As well as being a great place to take a couples city break or a weekend away with friends, Amsterdam is also one of the best places in Europe to visit as a family.
Not only does the Dutch capital have many intriguing historical and educational sights that children love to explore. It also has several explicitly designed with children (or as the Dutch say, "kinderen") in mind.
In fact, sometimes the hardest part of a trip to Amsterdam can be that it feels as if the city has so much going on that it's impossible to do it all. So, if you find yourself limited for time during your stay, these are six standout attractions you should take your young ones to...
I probably don't need to tell you how much kids love animals, so make sure to check out Artis Zoo - short for Natura Artis Magistra – located in the centre of Amsterdam. As one of the oldest zoos in Europe, it has a wonderful range of animals, from crocodiles in the reptile house and lions in the hunter's terrace, through to penguins and lemurs.
For lovers of sea creatures and exotic plants, the zoo also has an aquarium and a planetarium.
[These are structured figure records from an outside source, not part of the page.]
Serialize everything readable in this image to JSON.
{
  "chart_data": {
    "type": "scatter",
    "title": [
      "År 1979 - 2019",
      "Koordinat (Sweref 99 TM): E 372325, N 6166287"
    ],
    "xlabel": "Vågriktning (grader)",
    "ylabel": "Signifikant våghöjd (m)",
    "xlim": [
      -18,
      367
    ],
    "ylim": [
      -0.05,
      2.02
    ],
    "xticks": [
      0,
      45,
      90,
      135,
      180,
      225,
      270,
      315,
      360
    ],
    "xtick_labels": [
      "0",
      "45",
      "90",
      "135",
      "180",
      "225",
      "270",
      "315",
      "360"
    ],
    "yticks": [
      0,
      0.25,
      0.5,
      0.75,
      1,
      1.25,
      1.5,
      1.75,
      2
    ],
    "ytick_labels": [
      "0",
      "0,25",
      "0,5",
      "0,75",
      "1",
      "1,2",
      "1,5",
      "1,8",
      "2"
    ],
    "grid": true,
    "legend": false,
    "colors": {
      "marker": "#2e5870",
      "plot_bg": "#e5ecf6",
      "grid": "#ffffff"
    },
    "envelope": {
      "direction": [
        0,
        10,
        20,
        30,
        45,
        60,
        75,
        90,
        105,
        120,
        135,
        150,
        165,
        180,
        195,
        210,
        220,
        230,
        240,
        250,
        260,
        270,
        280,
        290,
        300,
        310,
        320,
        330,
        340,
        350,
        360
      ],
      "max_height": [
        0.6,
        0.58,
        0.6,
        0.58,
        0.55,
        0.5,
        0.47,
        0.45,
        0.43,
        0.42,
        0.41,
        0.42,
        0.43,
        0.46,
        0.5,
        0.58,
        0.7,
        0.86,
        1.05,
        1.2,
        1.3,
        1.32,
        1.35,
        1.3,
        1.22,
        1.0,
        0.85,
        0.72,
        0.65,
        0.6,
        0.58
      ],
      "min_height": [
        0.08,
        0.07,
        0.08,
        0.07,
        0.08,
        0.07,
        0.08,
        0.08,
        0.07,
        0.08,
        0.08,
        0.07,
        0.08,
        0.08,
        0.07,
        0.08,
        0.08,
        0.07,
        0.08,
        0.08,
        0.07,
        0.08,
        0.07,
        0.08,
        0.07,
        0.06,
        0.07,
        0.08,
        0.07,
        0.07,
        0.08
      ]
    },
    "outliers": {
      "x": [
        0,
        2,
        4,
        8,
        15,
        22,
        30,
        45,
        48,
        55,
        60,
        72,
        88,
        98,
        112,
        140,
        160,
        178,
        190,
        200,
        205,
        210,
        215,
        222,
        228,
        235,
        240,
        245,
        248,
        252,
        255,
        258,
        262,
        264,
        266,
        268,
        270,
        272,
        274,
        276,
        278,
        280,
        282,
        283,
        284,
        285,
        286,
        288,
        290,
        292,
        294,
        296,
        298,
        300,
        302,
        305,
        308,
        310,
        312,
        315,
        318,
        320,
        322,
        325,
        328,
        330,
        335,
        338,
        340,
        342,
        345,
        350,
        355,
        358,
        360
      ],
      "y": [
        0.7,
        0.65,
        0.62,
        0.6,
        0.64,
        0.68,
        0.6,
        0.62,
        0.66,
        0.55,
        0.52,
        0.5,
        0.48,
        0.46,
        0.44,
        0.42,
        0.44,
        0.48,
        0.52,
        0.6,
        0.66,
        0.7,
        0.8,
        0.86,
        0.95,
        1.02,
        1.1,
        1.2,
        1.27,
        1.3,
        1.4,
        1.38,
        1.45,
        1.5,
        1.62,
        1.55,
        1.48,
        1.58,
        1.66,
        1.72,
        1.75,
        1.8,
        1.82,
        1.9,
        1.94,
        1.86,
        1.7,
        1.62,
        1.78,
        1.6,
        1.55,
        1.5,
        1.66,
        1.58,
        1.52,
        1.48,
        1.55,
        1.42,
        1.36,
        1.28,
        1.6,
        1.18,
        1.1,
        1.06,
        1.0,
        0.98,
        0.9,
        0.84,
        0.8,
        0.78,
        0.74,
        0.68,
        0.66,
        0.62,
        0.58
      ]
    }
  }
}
Just be sure to plan your trip in advance through the official website to make sure you catch the chance to see your family's favourite animals being fed.
Anne Frank House
The Diary of Anne Frank remains a must-read book for anybody wishing to understand the brutality of life under Nazi occupation and is still taught as part of many school curriculums.
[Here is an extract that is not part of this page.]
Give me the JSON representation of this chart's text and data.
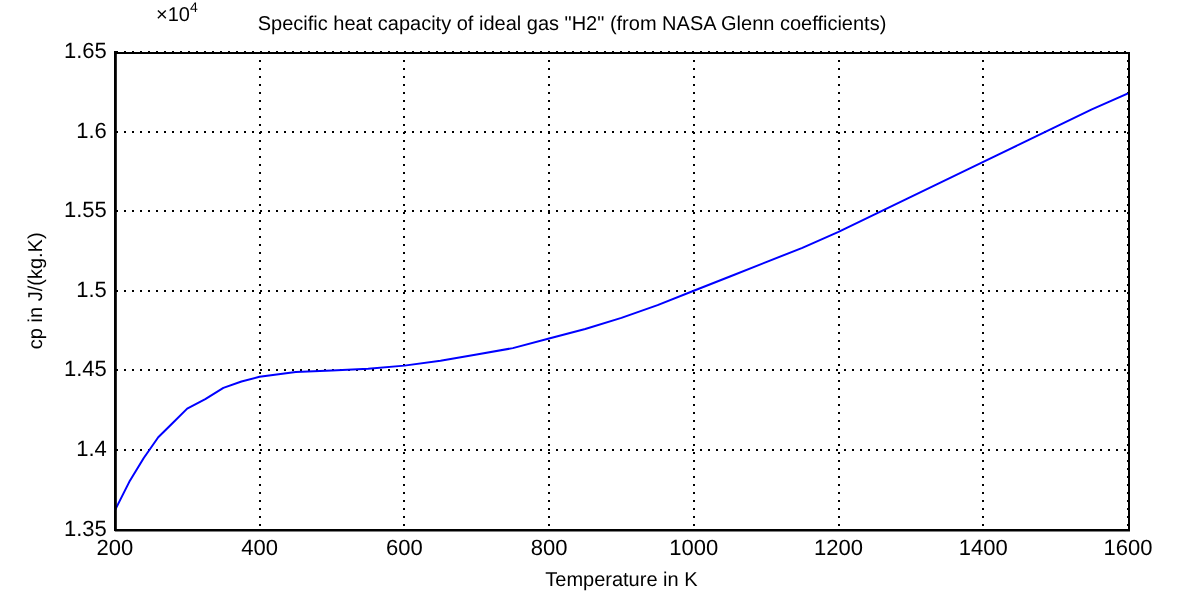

The biographical museum allows visitors to look around the annexe at the rear of the 17th-century canal house where the teenage Frank hid from Nazi persecution with her family and four other people. There is also an explanation of the wider political context that led to the family's arrest and Anne's tragic death.
Tickets are only available online, so anybody wishing to become one of the 1.2 million people who visit the attraction each year should visit the museum's website.
If you're taking children aged 1-11 to Amsterdam, make sure you stop off at TunFun, a former traffic tunnel in the centre of the city that has been transformed into an indoor playground. While children enjoy the jungle gym, slides and trampolines, adults can take a break and have a coffee in the cafe and dining quarter that overlooks the play area.
With kids tickets costing €8.50 the venue represents fantastic value for money. You can buy in advance via the TunFun website.
Madame Tussauds Amsterdam
As the first Madame Tussauds to be opened in mainland Europe, this wax museum has a uniquely continental twist. It hosts exhibits celebrating figures from Dutch history, as well as the classic Tussauds mix of pop stars, actors, politicians and royalty.
It is the perfect place to visit if you and the kids want to take a selfie with Angelina Jolie, Brad Pitt, Sean Connery, Charlie Chaplin or Marilyn Monroe. Or, if you're feeling more bohemian, there are also statues of world-famous European artists Pablo Picasso, Salvador Dalí and the Netherland's own Vincent van Gogh.
All the information you need to make a booking is available on the Madame Tussauds website.
NEMO Science Museum
With five floors of hands-on science exhibitions, the NEMO is the perfect mix of education and fun for children and young teenagers. Visitors can explore science and technology, from DNA and chain reactions to examples of different animal brains. Designed to allow children to "smell, hear, feel and see" how the world works, young visitors will never see science the same way again.
The museum is housed in a building designed by Renzo Pian and is especially good to visit in the summer when mums and dads can relax in the sun on the sloping roof.
Find more info and current exhibition listings on the museum's website.
A specially designed part of the Tropenmuseum – which celebrates world cultures – the Tropenmuseum Junior is the Netherland's oldest children's museums. It hosts exhibits for kids that reflect all that is inspiring and enriching from around the globe.
Housed in a beautiful colonial building since 1864, the museum is worth visiting for the architecture alone.